Re: Thank you for this...
I ended up alone in life and that is a long story and not worth going into here, although it is relevant. I contacted my highschool sweetheart a few years ago, as even tho it has been 40 years, I still loved him like no other and never got over his leaving me. I knew going in that he was married and had been for 25 years.
I found out he had ended up spending his entire adult life on multiple antidepressants...but that is not the issue here either other then to show he has not been very happy. He wrote back and told me had never forgotten me either and we started to write to each other (we live 3000 miles apart). I started to talk him off of the drugs and we started to work out some of our issues, and get to know each other again. He told me he never wanted us to loose touch again, and that meant more to me then I could ever express here. His wife gave us the green light at first but ...to make a long story short, after a few months he cut me off cold just as he had 40 years before and it rebroke my heart so bad that it took me ... well, I am still healing from it nearly three years later.

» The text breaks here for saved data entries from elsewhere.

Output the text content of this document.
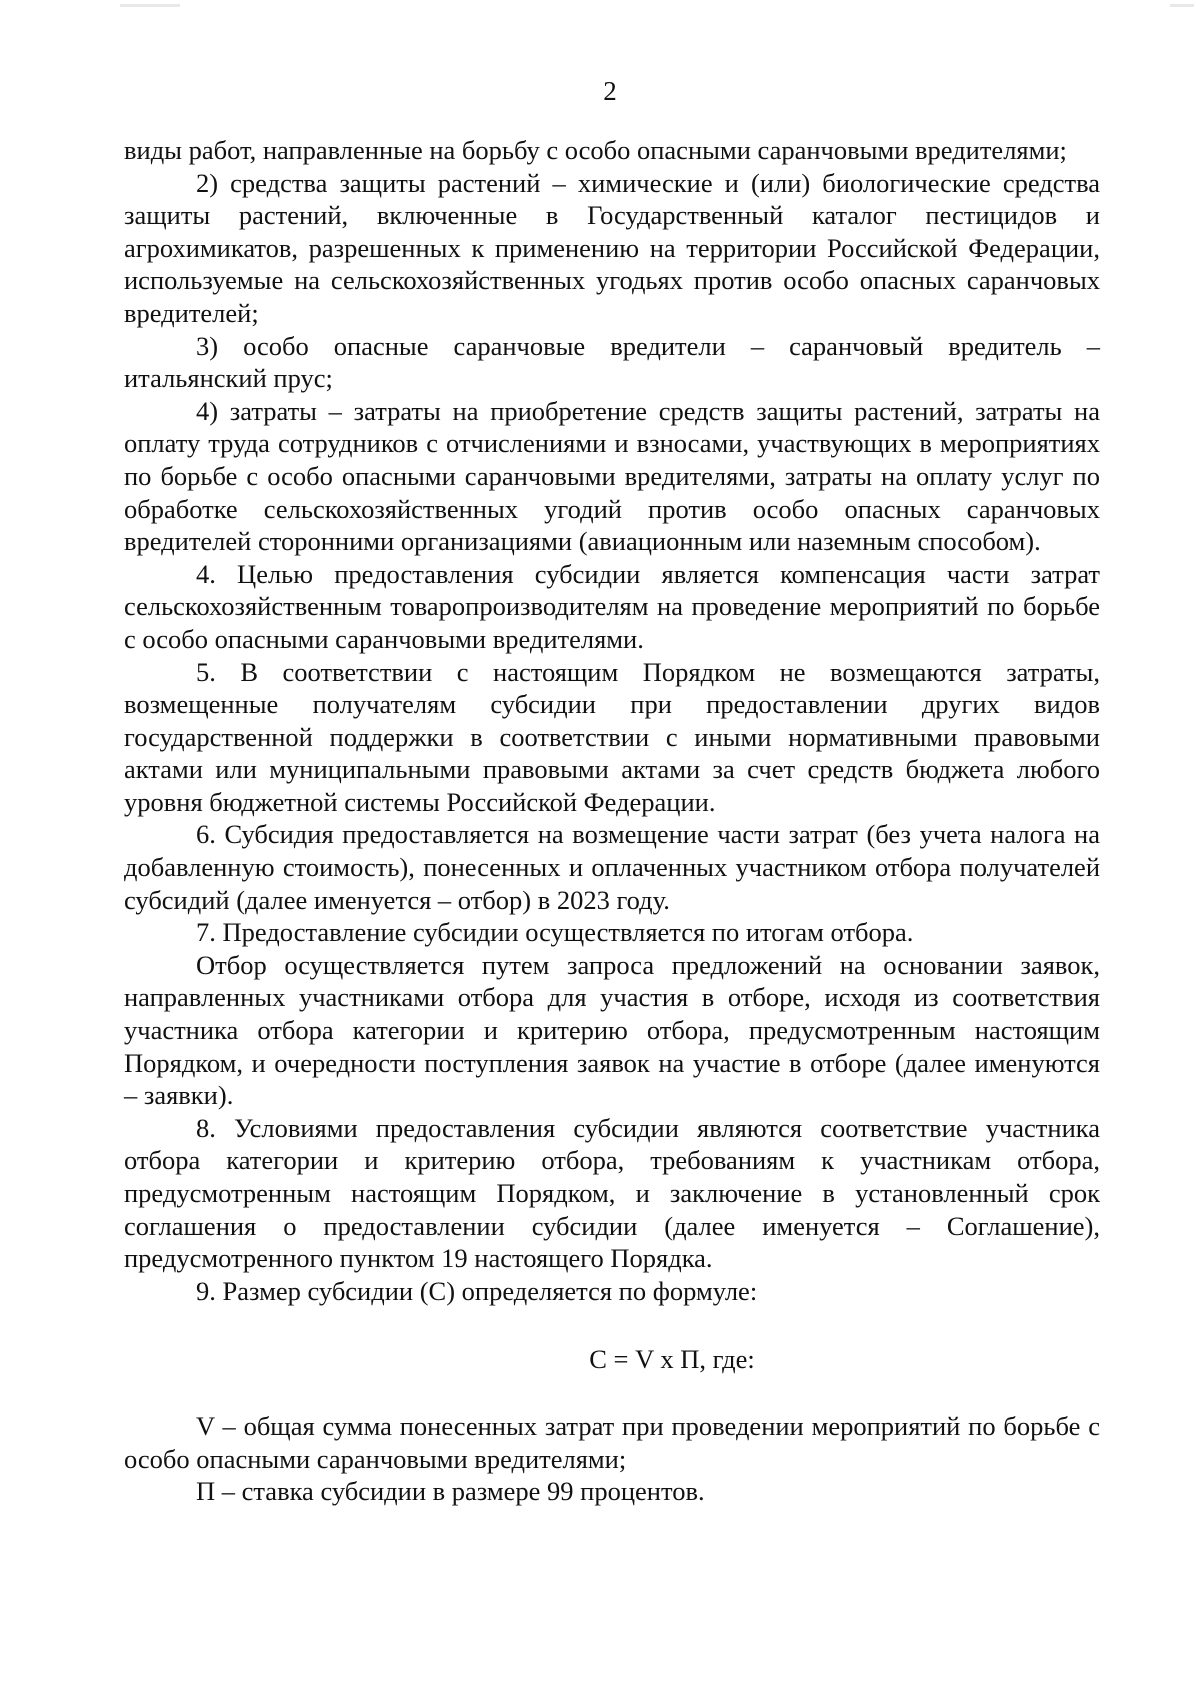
2

виды работ, направленные на борьбу с особо опасными саранчовыми вредителями;

2) средства защиты растений – химические и (или) биологические средства защиты растений, включенные в Государственный каталог пестицидов и агрохимикатов, разрешенных к применению на территории Российской Федерации, используемые на сельскохозяйственных угодьях против особо опасных саранчовых вредителей;

3) особо опасные саранчовые вредители – саранчовый вредитель – итальянский прус;

4) затраты – затраты на приобретение средств защиты растений, затраты на оплату труда сотрудников с отчислениями и взносами, участвующих в мероприятиях по борьбе с особо опасными саранчовыми вредителями, затраты на оплату услуг по обработке сельскохозяйственных угодий против особо опасных саранчовых вредителей сторонними организациями (авиационным или наземным способом).

4. Целью предоставления субсидии является компенсация части затрат сельскохозяйственным товаропроизводителям на проведение мероприятий по борьбе с особо опасными саранчовыми вредителями.

5. В соответствии с настоящим Порядком не возмещаются затраты, возмещенные получателям субсидии при предоставлении других видов государственной поддержки в соответствии с иными нормативными правовыми актами или муниципальными правовыми актами за счет средств бюджета любого уровня бюджетной системы Российской Федерации.

6. Субсидия предоставляется на возмещение части затрат (без учета налога на добавленную стоимость), понесенных и оплаченных участником отбора получателей субсидий (далее именуется – отбор) в 2023 году.

7. Предоставление субсидии осуществляется по итогам отбора.

Отбор осуществляется путем запроса предложений на основании заявок, направленных участниками отбора для участия в отборе, исходя из соответствия участника отбора категории и критерию отбора, предусмотренным настоящим Порядком, и очередности поступления заявок на участие в отборе (далее именуются – заявки).

8. Условиями предоставления субсидии являются соответствие участника отбора категории и критерию отбора, требованиям к участникам отбора, предусмотренным настоящим Порядком, и заключение в установленный срок соглашения о предоставлении субсидии (далее именуется – Соглашение), предусмотренного пунктом 19 настоящего Порядка.

9. Размер субсидии (С) определяется по формуле:

С = V х П, где:

V – общая сумма понесенных затрат при проведении мероприятий по борьбе с особо опасными саранчовыми вредителями;

П – ставка субсидии в размере 99 процентов.
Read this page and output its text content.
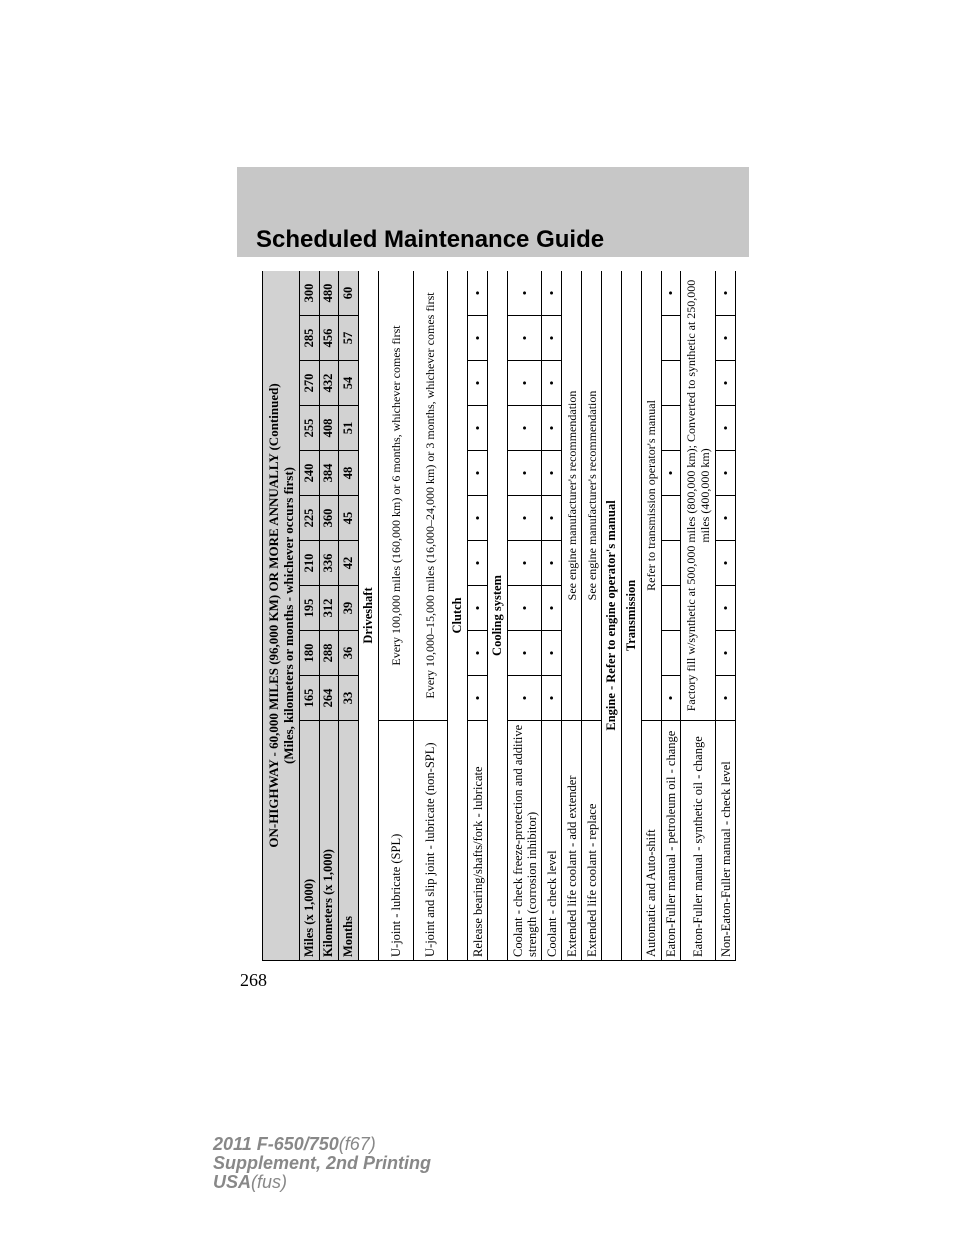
Scheduled Maintenance Guide
ON-HIGHWAY - 60,000 MILES (96,000 KM) OR MORE ANNUALLY (Continued) (Miles, kilometers or months - whichever occurs first)										

Miles (x 1,000)	165	180	195	210	225	240	255	270	285	300
Kilometers (x 1,000)	264	288	312	336	360	384	408	432	456	480
Months	33	36	39	42	45	48	51	54	57	60
Driveshaft										
U-joint - lubricate (SPL)	Every 100,000 miles (160,000 km) or 6 months, whichever comes first									
U-joint and slip joint - lubricate (non-SPL)	Every 10,000–15,000 miles (16,000–24,000 km) or 3 months, whichever comes first									
Clutch										
Release bearing/shafts/fork - lubricate	•	•	•	•	•	•	•	•	•	•
Cooling system										
Coolant - check freeze-protection and additive strength (corrosion inhibitor)	•	•	•	•	•	•	•	•	•	•
Coolant - check level	•	•	•	•	•	•	•	•	•	•
Extended life coolant - add extender	See engine manufacturer's recommendation									
Extended life coolant - replace	See engine manufacturer's recommendation									
Engine - Refer to engine operator's manual										
Transmission										
Automatic and Auto-shift	Refer to transmission operator's manual									
Eaton-Fuller manual - petroleum oil - change	•					•				•
Eaton-Fuller manual - synthetic oil - change	Factory fill w/synthetic at 500,000 miles (800,000 km); Converted to synthetic at 250,000 miles (400,000 km)									
Non-Eaton-Fuller manual - check level	•	•	•	•	•	•	•	•	•	•
268
2011 F-650/750(f67)
Supplement, 2nd Printing
USA(fus)
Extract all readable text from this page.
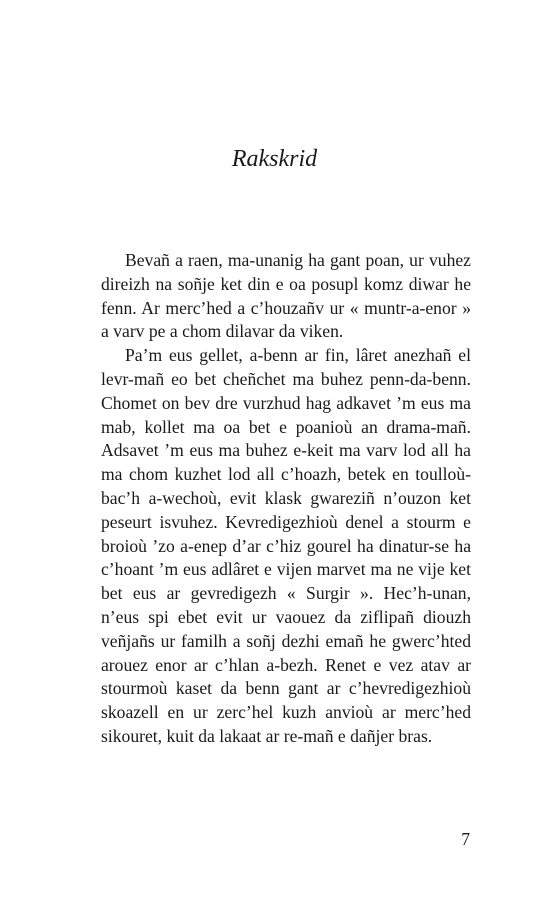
Rakskrid

Bevañ a raen, ma-unanig ha gant poan, ur vuhez direizh na soñje ket din e oa posupl komz diwar he fenn. Ar merc’hed a c’houzañv ur « muntr-a-enor » a varv pe a chom dilavar da viken.

Pa’m eus gellet, a-benn ar fin, lâret anezhañ el levr-mañ eo bet cheñchet ma buhez penn-da-benn. Chomet on bev dre vurzhud hag adkavet ’m eus ma mab, kollet ma oa bet e poanioù an drama-mañ. Adsavet ’m eus ma buhez e-keit ma varv lod all ha ma chom kuzhet lod all c’hoazh, betek en toulloù-bac’h a-wechoù, evit klask gwareziñ n’ouzon ket peseurt isvuhez. Kevredigezhioù denel a stourm e broioù ’zo a-enep d’ar c’hiz gourel ha dinatur-se ha c’hoant ’m eus adlâret e vijen marvet ma ne vije ket bet eus ar gevredigezh « Surgir ». Hec’h-unan, n’eus spi ebet evit ur vaouez da ziflipañ diouzh veñjañs ur familh a soñj dezhi emañ he gwerc’hted arouez enor ar c’hlan a-bezh. Renet e vez atav ar stourmoù kaset da benn gant ar c’hevredigezhioù skoazell en ur zerc’hel kuzh anvioù ar merc’hed sikouret, kuit da lakaat ar re-mañ e dañjer bras.

7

Everyone, eventually including him, treated me like I was some kind of monster in that I had no business writing to a married man...but I just wanted, and needed, the warmth of his friendshp...as I am sure we are soulmates, if not twin souls, and writing to him (and sometimes talking on the phone) touched me in a place where I had not been touched since the night he left me when I was 18.
Still, it was judged by him, his wife, and his shrink as being "wrong" and so it was taken from me. I have not gotten so much as a Christmas card in 21/2 years.
Thank you for valididating my feelings that there is nothing wrong with two adults maintaining a frienship just because there is/was love involved, and that such a friendships can exist withing the boundaries of a marriage, and they can even enrich and heal the lives of all concerned.